O pacote de medidas econômicas apresentado ontem ao Senado contém a ambição de uma reforma da Federação. Sua crítica política será feita durante o processo legislativo que, pela abrangência e pelo impacto das alterações constitucionais, tende a se prolongar no calendário de 2020, ano marcado pelas eleições municipais.

É necessário, desde já, considerar a relevância e o caráter emergencial de algumas das propostas agrupadas nesse “pacto federativo”. Uma delas é o fim do reajuste automático, pela inflação, nos gastos estatais classificados como obrigatórios.

Trata-se de uma desindexação dos orçamentos, prescritível em circunstâncias de extremas dificuldades fiscais e financeiras da União, estados e municípios.

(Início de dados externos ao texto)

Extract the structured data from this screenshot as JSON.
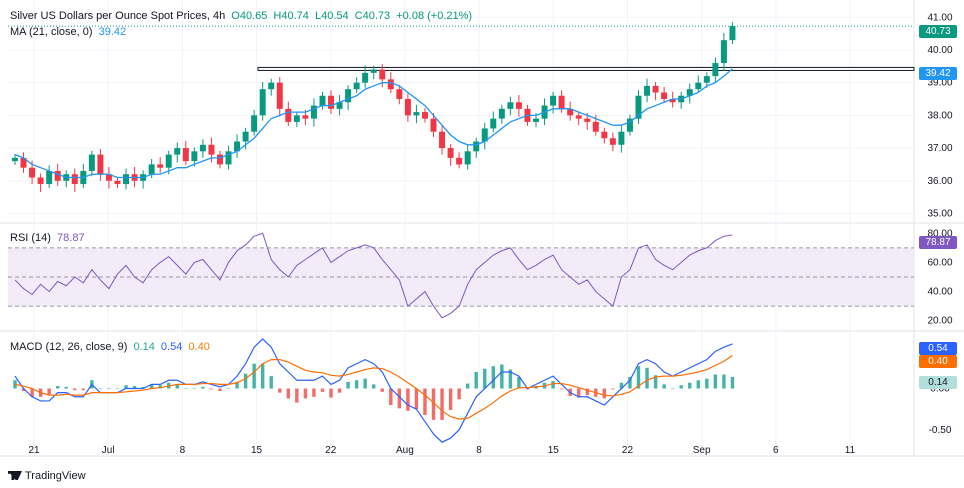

No Brasil de hoje seria aplicável de imediato a pelo menos 12 estados: Rio de Janeiro, Rio Grande do Sul, Minas Gerais, Acre, Mato Grosso, Mato Grosso do Sul, Goiás, Tocantins, Maranhão, Piauí, Rio Grande do Norte e Paraíba.

Eles estão financeiramente combalidos, fragilizados porque suas despesas com servidores já ultrapassaram 60% da receita corrente líquida (apurada depois de descontadas as transferências obrigatórias aos municípios). Há estados, como Rio de Janeiro, Rio Grande do Sul e Minas Gerais, que já consomem cerca de 70% da receita líquida apenas com a folha (...)

Pelo projeto, quando a soma das despesas atingir 95% da receita corrente líquida de qualquer um dos entes federativos, o ajuste das contas públicas se torna obrigatório. O prazo para reequilíbrio estaria limitado aos 12 meses seguintes.

Os “gatilhos” seriam acionados automaticamente para estados e municípios e, no caso da União, com autorização do Congresso. Isso retira dos governantes a opção da omissão por razões políticas. Ou lidera o processo de reequilíbrio fiscal ou se submete aos “gatilhos”.

Enquanto houver desequilíbrio, ficariam proibidos: promoção de servidores; concessão de reajustes; criação de cargos; reestruturações de carreiras; novos concursos e aditivos na folha de pagamentos, como indenizações. Proíbe-se, também, a criação de outras despesas constitucionais e mais benefícios tributários.

Na emergência, os servidores poderiam ter a jornada reduzida em até 25%, com corte proporcional nas remunerações. No caso da União, além disso, ficariam suspensos os repasses do Fundo de Amparo ao Trabalhador ao Banco Nacional de Desenvolvimento Econômico e Social.

É, em síntese, uma proposta para debate e decisão no Congresso que, certamente, vai adaptá-la à realidade política. Na essência tem o mérito de sinalizar a rota para ajustar o peso do Estado no bolso dos 209,3 milhões de brasileiros. Nos últimos três anos o setor público passou a consumir 49% do Produto Interno Bruto, quase metade de toda a riqueza produzida no país.